Hello,
thank you for the information.
On 04/20/2011 01:40 PM, Tim Alder wrote:
Hello,
here some things that running absolutely not smooth in my eyes and we
should work on this problems:
*The Expiring/updating process is not running for months.[1]
(To have an up-to-date map is perhaps not so important for wikipedia,
but I hear from some mappers, who use hikebikemap and other maps to
control there changes.)
If I understood Peter's mail from the beginning of March correctly, the
expiry is partially working?
I.e. the touch-mode is working, but not the renderd-mode? As I presume
the touch-mode is used for low-zoom and renderd-mode for low zoom, the
situation shouldn't be too bad.
Mappers tend to use the high zoom levels to check for details and the
low-zoom tend not to have noticeable changes that often anyway.
Osm.org
also only does direct tile expiry on high-zoom tiles. One possibility
for a band aid until the expiry is fixed correctly, would be to touch
the db time stamp file. This would expire all tiles and would therefore
add some extra strain on the server for a couple of days, but it would
also allow to rerender tiles for which the style sheet has changed.
*The rendering of the>200 styles for the different
languages make it
difficult to handle the server.
Is that still the memory issue, or did the move to tirex mitigate this?

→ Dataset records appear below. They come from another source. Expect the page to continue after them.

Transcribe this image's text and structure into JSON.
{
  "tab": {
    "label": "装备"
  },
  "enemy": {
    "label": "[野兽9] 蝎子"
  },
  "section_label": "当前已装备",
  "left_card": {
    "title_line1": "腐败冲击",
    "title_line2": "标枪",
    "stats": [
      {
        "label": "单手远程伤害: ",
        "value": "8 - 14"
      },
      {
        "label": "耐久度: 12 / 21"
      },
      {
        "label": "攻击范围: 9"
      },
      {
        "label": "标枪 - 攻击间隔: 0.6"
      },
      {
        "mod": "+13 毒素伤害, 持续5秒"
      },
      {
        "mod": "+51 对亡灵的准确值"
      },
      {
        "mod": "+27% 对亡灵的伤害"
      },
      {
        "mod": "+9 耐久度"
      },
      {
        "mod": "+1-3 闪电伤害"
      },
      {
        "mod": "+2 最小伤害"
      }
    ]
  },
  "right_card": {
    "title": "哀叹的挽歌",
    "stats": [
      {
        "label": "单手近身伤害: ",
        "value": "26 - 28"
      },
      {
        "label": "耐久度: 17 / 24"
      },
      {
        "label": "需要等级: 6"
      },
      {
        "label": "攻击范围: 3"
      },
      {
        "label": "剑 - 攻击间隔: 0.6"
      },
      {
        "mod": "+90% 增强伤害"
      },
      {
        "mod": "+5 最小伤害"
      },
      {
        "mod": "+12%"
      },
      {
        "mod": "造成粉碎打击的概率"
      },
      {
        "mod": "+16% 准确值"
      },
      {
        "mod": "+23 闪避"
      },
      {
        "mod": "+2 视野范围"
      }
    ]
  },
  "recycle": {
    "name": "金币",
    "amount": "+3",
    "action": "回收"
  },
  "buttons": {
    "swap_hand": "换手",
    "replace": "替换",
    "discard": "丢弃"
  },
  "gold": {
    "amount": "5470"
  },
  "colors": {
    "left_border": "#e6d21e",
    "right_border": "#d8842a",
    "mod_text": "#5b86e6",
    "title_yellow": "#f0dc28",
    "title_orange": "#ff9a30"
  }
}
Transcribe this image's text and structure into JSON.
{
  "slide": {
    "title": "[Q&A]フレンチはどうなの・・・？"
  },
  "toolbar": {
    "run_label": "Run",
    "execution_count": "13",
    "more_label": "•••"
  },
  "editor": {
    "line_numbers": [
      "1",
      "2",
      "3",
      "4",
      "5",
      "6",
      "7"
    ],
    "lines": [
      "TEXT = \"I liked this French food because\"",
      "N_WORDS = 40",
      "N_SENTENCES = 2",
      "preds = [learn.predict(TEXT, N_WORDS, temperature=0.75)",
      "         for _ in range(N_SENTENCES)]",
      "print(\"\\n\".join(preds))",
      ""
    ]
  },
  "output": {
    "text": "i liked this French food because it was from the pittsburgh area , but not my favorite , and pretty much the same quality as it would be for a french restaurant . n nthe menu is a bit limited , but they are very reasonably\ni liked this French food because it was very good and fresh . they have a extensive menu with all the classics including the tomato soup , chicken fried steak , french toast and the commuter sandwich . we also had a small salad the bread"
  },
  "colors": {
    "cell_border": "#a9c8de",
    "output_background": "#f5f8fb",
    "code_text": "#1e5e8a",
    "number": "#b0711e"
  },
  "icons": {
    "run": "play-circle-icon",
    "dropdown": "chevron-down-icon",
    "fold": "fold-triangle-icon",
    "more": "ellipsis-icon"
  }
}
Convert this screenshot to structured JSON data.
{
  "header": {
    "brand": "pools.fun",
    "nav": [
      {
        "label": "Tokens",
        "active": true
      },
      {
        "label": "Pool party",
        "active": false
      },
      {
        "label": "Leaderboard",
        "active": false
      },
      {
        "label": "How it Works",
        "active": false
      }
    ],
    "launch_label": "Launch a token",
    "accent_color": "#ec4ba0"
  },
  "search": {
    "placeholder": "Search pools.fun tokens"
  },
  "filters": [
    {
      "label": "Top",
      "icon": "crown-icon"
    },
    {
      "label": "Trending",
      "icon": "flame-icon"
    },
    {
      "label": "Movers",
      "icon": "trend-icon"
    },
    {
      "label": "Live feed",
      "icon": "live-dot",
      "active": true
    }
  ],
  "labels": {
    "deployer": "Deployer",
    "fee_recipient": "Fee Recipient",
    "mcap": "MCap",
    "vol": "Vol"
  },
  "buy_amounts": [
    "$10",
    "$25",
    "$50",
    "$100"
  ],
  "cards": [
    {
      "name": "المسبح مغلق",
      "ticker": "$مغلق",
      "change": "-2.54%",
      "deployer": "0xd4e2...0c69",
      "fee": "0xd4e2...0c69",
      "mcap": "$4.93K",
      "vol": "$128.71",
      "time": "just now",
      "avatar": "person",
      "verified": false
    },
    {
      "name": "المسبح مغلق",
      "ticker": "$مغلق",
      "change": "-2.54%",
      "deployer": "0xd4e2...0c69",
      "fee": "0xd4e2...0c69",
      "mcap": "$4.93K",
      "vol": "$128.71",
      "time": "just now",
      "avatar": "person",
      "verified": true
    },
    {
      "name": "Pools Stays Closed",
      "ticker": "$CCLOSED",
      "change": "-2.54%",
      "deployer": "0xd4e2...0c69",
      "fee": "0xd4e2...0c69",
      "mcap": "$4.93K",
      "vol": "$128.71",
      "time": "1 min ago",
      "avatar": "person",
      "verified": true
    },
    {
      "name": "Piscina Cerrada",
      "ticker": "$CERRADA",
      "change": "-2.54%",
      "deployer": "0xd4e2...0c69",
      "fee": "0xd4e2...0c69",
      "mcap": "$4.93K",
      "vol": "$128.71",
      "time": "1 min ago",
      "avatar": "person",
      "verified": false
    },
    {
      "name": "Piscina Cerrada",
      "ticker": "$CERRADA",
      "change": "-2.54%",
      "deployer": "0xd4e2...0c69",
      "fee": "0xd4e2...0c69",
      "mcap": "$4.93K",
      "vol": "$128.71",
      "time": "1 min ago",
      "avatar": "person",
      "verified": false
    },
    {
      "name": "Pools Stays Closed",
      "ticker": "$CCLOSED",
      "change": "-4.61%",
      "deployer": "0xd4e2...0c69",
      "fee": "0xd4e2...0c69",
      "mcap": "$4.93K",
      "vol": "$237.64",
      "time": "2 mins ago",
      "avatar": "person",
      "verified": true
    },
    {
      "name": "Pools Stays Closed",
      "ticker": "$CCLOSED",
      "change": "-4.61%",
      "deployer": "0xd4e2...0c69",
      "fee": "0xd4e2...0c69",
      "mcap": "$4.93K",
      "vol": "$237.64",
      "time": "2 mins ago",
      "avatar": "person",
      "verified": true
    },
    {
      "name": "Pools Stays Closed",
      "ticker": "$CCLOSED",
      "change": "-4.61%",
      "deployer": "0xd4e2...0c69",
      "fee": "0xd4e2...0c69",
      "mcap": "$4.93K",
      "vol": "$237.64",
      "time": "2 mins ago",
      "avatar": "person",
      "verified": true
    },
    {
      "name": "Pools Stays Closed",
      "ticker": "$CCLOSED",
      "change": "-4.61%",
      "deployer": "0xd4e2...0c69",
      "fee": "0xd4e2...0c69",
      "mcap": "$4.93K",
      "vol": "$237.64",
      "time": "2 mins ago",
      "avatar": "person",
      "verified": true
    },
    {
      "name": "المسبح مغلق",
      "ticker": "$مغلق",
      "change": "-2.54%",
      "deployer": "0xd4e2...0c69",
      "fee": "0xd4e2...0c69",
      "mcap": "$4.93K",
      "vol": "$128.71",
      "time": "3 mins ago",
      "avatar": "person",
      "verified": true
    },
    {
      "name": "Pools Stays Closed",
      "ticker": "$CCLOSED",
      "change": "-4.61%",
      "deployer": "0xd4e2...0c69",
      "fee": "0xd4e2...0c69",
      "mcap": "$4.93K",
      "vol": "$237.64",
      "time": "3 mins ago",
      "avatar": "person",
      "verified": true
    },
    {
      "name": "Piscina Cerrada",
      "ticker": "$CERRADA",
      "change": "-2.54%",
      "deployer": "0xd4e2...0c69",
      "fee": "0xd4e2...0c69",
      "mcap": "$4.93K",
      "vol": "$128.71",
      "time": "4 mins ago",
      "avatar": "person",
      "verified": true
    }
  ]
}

*We have running now a productive system and
experimental systems on the
same server. This means we can't make in the moment big experiments!
I will be also in Berlin and I hope we can talk about a solution for
this situation.
*We have enough CPU power but if I look on the I/O-power [2] it looks
that we are on the end of sd3-reading power. So I'm not sure about the
reason, but I don't believe that we should activate gadget in en.wp in
this situation.
On nearly all tile servers I have seen so far, the bottleneck has always
been the I/O performance. So it wouldn't be surprising that the read
IOPS of the disks are maxed out. There are two aspects to I/O
performance. For one the postgis access and secondly tile access. With
only ca. 100 tiles/s I wouldn't think the tile access would be a
significant I/O bottleneck. Postgis on the other hand will likely take
all I/O performance it can get as long as there is something to render.
(A upgrade to SSD's would be very interesting
for
I/O-power. I my eyes we would need only 400 GB so it shouldn't cost too
much if we could speed-up the rendering perhaps by factor 5! This would
also speed-up the other tools which uses the OSM-database. A solution by
brain-power would be off course better.)
You would presumably only want to put the
postgis-DB on an SSD? The
tiles are probably better off on larger but slower disks.
*We have a performance problem for
"full-styles" at medium zoom-levels
so e.g. "black-and-white"-styles running in the moment at zoom-level 10
over 1000 seconds for one meta-tile. That's too long!
So in this moment it wouldn't be a good idea to make advertisement for
new developer to bring more and more map-styles on the server.
With activating the map in english wikipedia I estimate that we could
increase the load on server by factor two. If we make advertisement for
this map the peak on the first day could be higher.
Pure tile serving wouldn't
likely be the issue. A reasonably powerful
server like ptolemy should be able to handle greater than 1000 tiles/s.
Tiles are also well cachable through squid proxies. What the effect on
rendering queues and tile disk usage would be, is probably harder to
predict though.
So we have a lot to do, especially in the admin area.
And we should talk
more about this problems on this list.
---------
To the legal concerns I give Frederik an answer on legal-talk[3]. That
shouldn't be our biggest problem.
There has been a lot of controversial debate
on the licensing issue
within the OSM community, but I don't think it would have significant
effects for data users like wikipedia. Tile serving is well within the
anticipated use cases for either license. Possibly all that would change
would be a slight change in the attribution string displayed. Tiles (as
produced work) can probably even stay under CC-BY-SA.